Godfather let out a long breath and looked back at Jax, who now twirled the spaghetti on her plate until she
had a huge glob of it on her fork. She flung it down and absently started to twirl another glob.
“I liked her better full of piss and vinegar, not like this. Beaten,” Cruz grunted.
“Don’t underestimate her,” Stone said. “Underneath that wet hair is a sleeping tiger.”

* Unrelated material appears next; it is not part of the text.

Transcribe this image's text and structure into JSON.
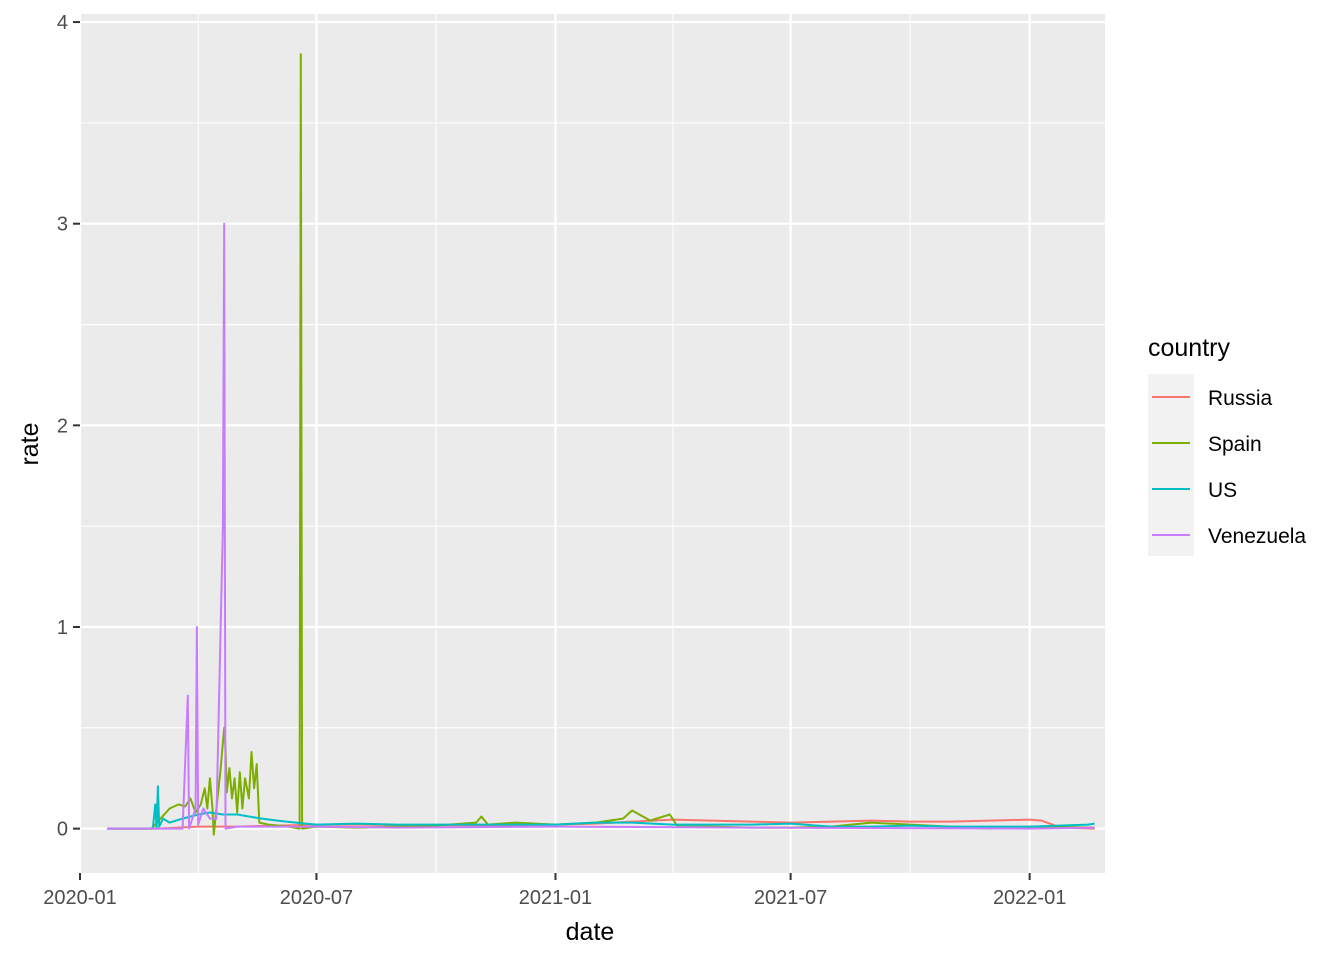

“You’ re right, Stone. I don’t think she has it in her to quit anything. Our problem, once she buys into her new life, is going to be keeping her leashed.”
“You should have seen her all bristly and hissing in the sally port at the courthouse—and even on the bus. I think it’s just part of her nature.”
Godfather watched her intently as Stone’s words penetrated his brain. She’d fallen hard, but it
was
in her nature to fight. But not quite yet. She wasn’t done crashing and burning.
He knew from experience that it could take years just to be able to function on a most basic level. The hardest part was reaching out and asking for help, then accepting it. Because accepting help meant you had to be honest, and being honest meant exposing the ugly rawness inside. He still had his own demons that lurked deep inside him. Every day he wrestled with them, and every once in a while they got the upper hand. Yeah, he knew exactly where she was coming from.